Override Junctions() to define the train’s route, the sequence of junctions it passes through. This is the primary way to compose junctions in a train.

Signature

// Train<TInput, TReturn>
protected virtual TReturn Junctions()

// ServiceTrain<TIn, TOut>: same signature
protected virtual TOut Junctions()

Returns

TReturn, the train’s output type. The return value is resolved automatically from Memory via an implicit conversion on Monad. You do not need to call Resolve() or wrap the result in Either.

Examples

Basic Train

public class CreateUserTrain : ServiceTrain<CreateUserRequest, User>, ICreateUserTrain
{
    protected override User Junctions() =>
        Chain<ValidateEmailJunction>()
            .Chain<CreateUserJunction>();
}

With ShortCircuit and Extract

All chain methods (Chain, ShortCircuit, Extract, AddServices) are available as protected methods on the train:

public class ProcessOrderTrain : ServiceTrain<OrderInput, OrderResult>
{
    protected override OrderResult Junctions() =>
        ShortCircuit<CheckCacheJunction>()
            .Chain<ValidateOrderJunction>()
            .Extract<OrderInput, OrderDetails>()
            .Chain<ProcessPaymentJunction>();
}

With AddServices

public class NotifyTrain(ISlackClient slack) : ServiceTrain<NotifyInput, Unit>
{
    protected override Unit Junctions() =>
        AddServices<ISlackClient>(slack)
            .Chain<SendNotificationJunction>();
}

Behavior

1. The framework calls Activate(input) automatically before Junctions() executes, seeding Memory with the train input and Unit.
2. Chain methods are called as protected methods on the train itself (not on a separate Monad returned by Activate).
3. The final chain call returns a Monad<TInput, TReturn>, which is implicitly converted to TReturn by extracting the result from Memory.
4. If any junction threw an exception, the implicit conversion returns default(TReturn) and the framework handles the exception via the railway error path.
5. The Run() / RunEither() public API is unchanged for callers.

When to Use RunInternal Instead

Junctions() covers the common case. Override RunInternal when you need:

• Custom logic before or after the chain: try/catch around the chain, logging, or conditional branching
• Extra objects in Memory: Activate(input, extraObject) passes additional objects into Memory
• Manual Either construction: returning Left(exception) or Right(value) directly
• Async setup: awaiting something before building the chain
• Combining nested train results: calling TrainBus.RunAsync and merging the result with the chain via Resolve(explicitValue)
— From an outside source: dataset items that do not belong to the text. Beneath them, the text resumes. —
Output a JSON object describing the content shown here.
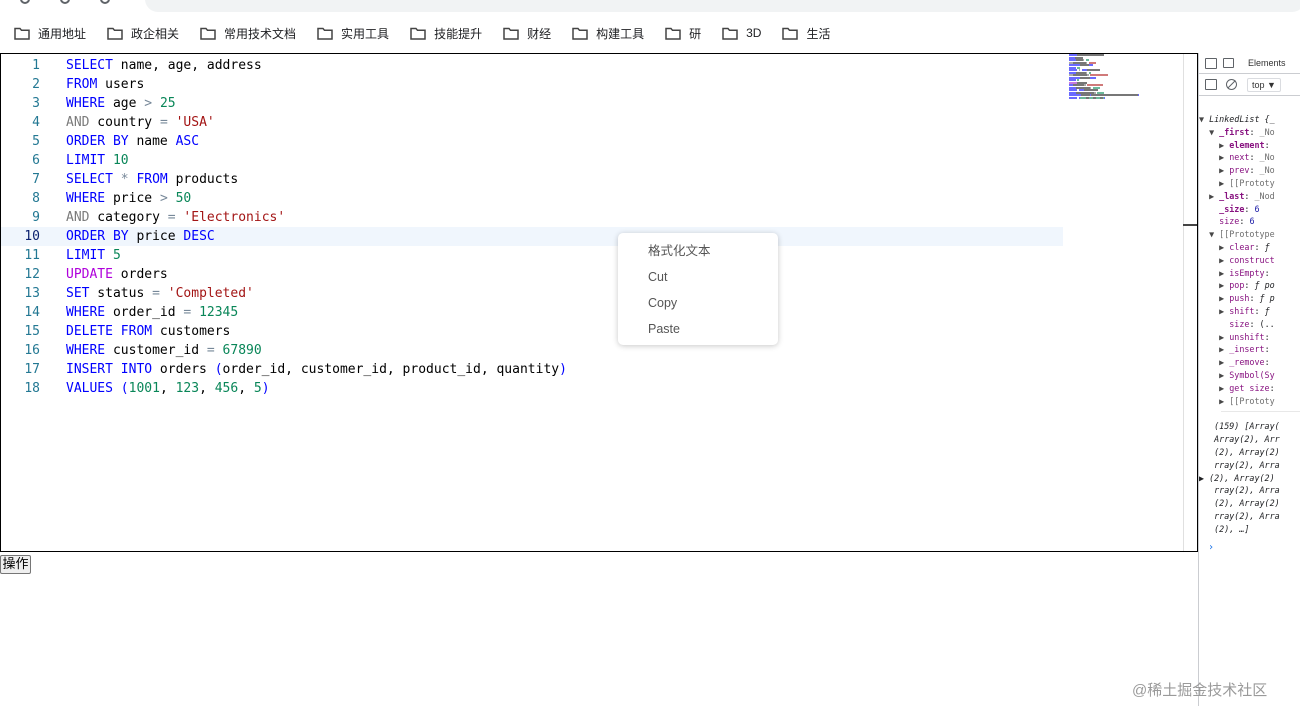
{
  "bookmarks": [
    {
      "label": "通用地址",
      "icon": "folder-icon"
    },
    {
      "label": "政企相关",
      "icon": "folder-icon"
    },
    {
      "label": "常用技术文档",
      "icon": "folder-icon"
    },
    {
      "label": "实用工具",
      "icon": "folder-icon"
    },
    {
      "label": "技能提升",
      "icon": "folder-icon"
    },
    {
      "label": "财经",
      "icon": "folder-icon"
    },
    {
      "label": "构建工具",
      "icon": "folder-icon"
    },
    {
      "label": "研",
      "icon": "folder-icon"
    },
    {
      "label": "3D",
      "icon": "folder-icon"
    },
    {
      "label": "生活",
      "icon": "folder-icon"
    }
  ],
  "editor": {
    "current_line": 10,
    "lines": [
      {
        "n": "1",
        "tokens": [
          [
            "kw",
            "SELECT"
          ],
          [
            "",
            " name, age, address"
          ]
        ]
      },
      {
        "n": "2",
        "tokens": [
          [
            "kw",
            "FROM"
          ],
          [
            "",
            " users"
          ]
        ]
      },
      {
        "n": "3",
        "tokens": [
          [
            "kw",
            "WHERE"
          ],
          [
            "",
            " age "
          ],
          [
            "op",
            ">"
          ],
          [
            "",
            " "
          ],
          [
            "num",
            "25"
          ]
        ]
      },
      {
        "n": "4",
        "tokens": [
          [
            "gray",
            "AND"
          ],
          [
            "",
            " country "
          ],
          [
            "op",
            "="
          ],
          [
            "",
            " "
          ],
          [
            "str",
            "'USA'"
          ]
        ]
      },
      {
        "n": "5",
        "tokens": [
          [
            "kw",
            "ORDER BY"
          ],
          [
            "",
            " name "
          ],
          [
            "kw",
            "ASC"
          ]
        ]
      },
      {
        "n": "6",
        "tokens": [
          [
            "kw",
            "LIMIT"
          ],
          [
            "",
            " "
          ],
          [
            "num",
            "10"
          ]
        ]
      },
      {
        "n": "7",
        "tokens": [
          [
            "kw",
            "SELECT"
          ],
          [
            "",
            " "
          ],
          [
            "op",
            "*"
          ],
          [
            "",
            " "
          ],
          [
            "kw",
            "FROM"
          ],
          [
            "",
            " products"
          ]
        ]
      },
      {
        "n": "8",
        "tokens": [
          [
            "kw",
            "WHERE"
          ],
          [
            "",
            " price "
          ],
          [
            "op",
            ">"
          ],
          [
            "",
            " "
          ],
          [
            "num",
            "50"
          ]
        ]
      },
      {
        "n": "9",
        "tokens": [
          [
            "gray",
            "AND"
          ],
          [
            "",
            " category "
          ],
          [
            "op",
            "="
          ],
          [
            "",
            " "
          ],
          [
            "str",
            "'Electronics'"
          ]
        ]
      },
      {
        "n": "10",
        "tokens": [
          [
            "kw",
            "ORDER BY"
          ],
          [
            "",
            " price "
          ],
          [
            "kw",
            "DESC"
          ]
        ]
      },
      {
        "n": "11",
        "tokens": [
          [
            "kw",
            "LIMIT"
          ],
          [
            "",
            " "
          ],
          [
            "num",
            "5"
          ]
        ]
      },
      {
        "n": "12",
        "tokens": [
          [
            "kw2",
            "UPDATE"
          ],
          [
            "",
            " orders"
          ]
        ]
      },
      {
        "n": "13",
        "tokens": [
          [
            "kw",
            "SET"
          ],
          [
            "",
            " status "
          ],
          [
            "op",
            "="
          ],
          [
            "",
            " "
          ],
          [
            "str",
            "'Completed'"
          ]
        ]
      },
      {
        "n": "14",
        "tokens": [
          [
            "kw",
            "WHERE"
          ],
          [
            "",
            " order_id "
          ],
          [
            "op",
            "="
          ],
          [
            "",
            " "
          ],
          [
            "num",
            "12345"
          ]
        ]
      },
      {
        "n": "15",
        "tokens": [
          [
            "kw",
            "DELETE"
          ],
          [
            "",
            " "
          ],
          [
            "kw",
            "FROM"
          ],
          [
            "",
            " customers"
          ]
        ]
      },
      {
        "n": "16",
        "tokens": [
          [
            "kw",
            "WHERE"
          ],
          [
            "",
            " customer_id "
          ],
          [
            "op",
            "="
          ],
          [
            "",
            " "
          ],
          [
            "num",
            "67890"
          ]
        ]
      },
      {
        "n": "17",
        "tokens": [
          [
            "kw",
            "INSERT INTO"
          ],
          [
            "",
            " orders "
          ],
          [
            "kw",
            "("
          ],
          [
            "",
            "order_id, customer_id, product_id, quantity"
          ],
          [
            "kw",
            ")"
          ]
        ]
      },
      {
        "n": "18",
        "tokens": [
          [
            "kw",
            "VALUES"
          ],
          [
            "",
            " "
          ],
          [
            "kw",
            "("
          ],
          [
            "num",
            "1001"
          ],
          [
            "",
            ", "
          ],
          [
            "num",
            "123"
          ],
          [
            "",
            ", "
          ],
          [
            "num",
            "456"
          ],
          [
            "",
            ", "
          ],
          [
            "num",
            "5"
          ],
          [
            "kw",
            ")"
          ]
        ]
      }
    ]
  },
  "context_menu": {
    "items": [
      "格式化文本",
      "Cut",
      "Copy",
      "Paste"
    ]
  },
  "operate_button": {
    "label": "操作"
  },
  "devtools": {
    "tab_label": "Elements",
    "context_label": "top ▼",
    "console_lines": [
      [
        [
          "tri",
          "▼ "
        ],
        [
          "it",
          "LinkedList {_"
        ]
      ],
      [
        [
          "tri",
          "  ▼ "
        ],
        [
          "key",
          "_first"
        ],
        [
          "",
          ": "
        ],
        [
          "dim",
          "_No"
        ]
      ],
      [
        [
          "tri",
          "    ▶ "
        ],
        [
          "key",
          "element"
        ],
        [
          "",
          ":"
        ]
      ],
      [
        [
          "tri",
          "    ▶ "
        ],
        [
          "key-dim",
          "next"
        ],
        [
          "",
          ": "
        ],
        [
          "dim",
          "_No"
        ]
      ],
      [
        [
          "tri",
          "    ▶ "
        ],
        [
          "key-dim",
          "prev"
        ],
        [
          "",
          ": "
        ],
        [
          "dim",
          "_No"
        ]
      ],
      [
        [
          "tri",
          "    ▶ "
        ],
        [
          "dim",
          "[[Prototy"
        ]
      ],
      [
        [
          "tri",
          "  ▶ "
        ],
        [
          "key",
          "_last"
        ],
        [
          "",
          ": "
        ],
        [
          "dim",
          "_Nod"
        ]
      ],
      [
        [
          "",
          "    "
        ],
        [
          "key",
          "_size"
        ],
        [
          "",
          ": "
        ],
        [
          "val",
          "6"
        ]
      ],
      [
        [
          "",
          "    "
        ],
        [
          "key-dim",
          "size"
        ],
        [
          "",
          ": "
        ],
        [
          "val",
          "6"
        ]
      ],
      [
        [
          "tri",
          "  ▼ "
        ],
        [
          "dim",
          "[[Prototype"
        ]
      ],
      [
        [
          "tri",
          "    ▶ "
        ],
        [
          "key-dim",
          "clear"
        ],
        [
          "",
          ": "
        ],
        [
          "it",
          "ƒ"
        ]
      ],
      [
        [
          "tri",
          "    ▶ "
        ],
        [
          "key-dim",
          "construct"
        ]
      ],
      [
        [
          "tri",
          "    ▶ "
        ],
        [
          "key-dim",
          "isEmpty"
        ],
        [
          "",
          ":"
        ]
      ],
      [
        [
          "tri",
          "    ▶ "
        ],
        [
          "key-dim",
          "pop"
        ],
        [
          "",
          ": "
        ],
        [
          "it",
          "ƒ po"
        ]
      ],
      [
        [
          "tri",
          "    ▶ "
        ],
        [
          "key-dim",
          "push"
        ],
        [
          "",
          ": "
        ],
        [
          "it",
          "ƒ p"
        ]
      ],
      [
        [
          "tri",
          "    ▶ "
        ],
        [
          "key-dim",
          "shift"
        ],
        [
          "",
          ": "
        ],
        [
          "it",
          "ƒ"
        ]
      ],
      [
        [
          "",
          "      "
        ],
        [
          "key-dim",
          "size"
        ],
        [
          "",
          ": (.."
        ]
      ],
      [
        [
          "tri",
          "    ▶ "
        ],
        [
          "key-dim",
          "unshift"
        ],
        [
          "",
          ":"
        ]
      ],
      [
        [
          "tri",
          "    ▶ "
        ],
        [
          "key-dim",
          "_insert"
        ],
        [
          "",
          ":"
        ]
      ],
      [
        [
          "tri",
          "    ▶ "
        ],
        [
          "key-dim",
          "_remove"
        ],
        [
          "",
          ":"
        ]
      ],
      [
        [
          "tri",
          "    ▶ "
        ],
        [
          "key-dim",
          "Symbol(Sy"
        ]
      ],
      [
        [
          "tri",
          "    ▶ "
        ],
        [
          "key-dim",
          "get size"
        ],
        [
          "",
          ":"
        ]
      ],
      [
        [
          "tri",
          "    ▶ "
        ],
        [
          "dim",
          "[[Prototy"
        ]
      ]
    ],
    "array_lines": [
      "   (159) [Array(",
      "   Array(2), Arr",
      "   (2), Array(2)",
      "   rray(2), Arra",
      "▶ (2), Array(2)",
      "   rray(2), Arra",
      "   (2), Array(2)",
      "   rray(2), Arra",
      "   (2), …]"
    ],
    "prompt": "›"
  },
  "watermark": "@稀土掘金技术社区",
  "colors": {
    "keyword": "#0000ff",
    "number": "#098658",
    "string": "#a31515",
    "current_line_bg": "#f0f6fd"
  }
}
protected override async Task<Either<Exception, ParentResult>> RunInternal(ParentInput input)
{
    var childResult = await TrainBus.RunAsync<ChildResult>(
        new ChildRequest { Data = input.ChildData }, Metadata);

    return Activate(input)
        .Chain<ValidateJunction>()
        .Resolve(new ParentResult
        {
            ParentData = input.ParentData,
            ChildResult = childResult
        });
}

Remarks

• Junctions() and RunInternal are mutually exclusive. Override one or the other, not both. If both are overridden, RunInternal takes precedence.
• The implicit conversion from Monad<TInput, TReturn> to TReturn calls Resolve() internally, following the same resolution priority: exception > short-circuit value > Memory lookup.
• Backwards compatible: existing trains using RunInternal continue to work without changes.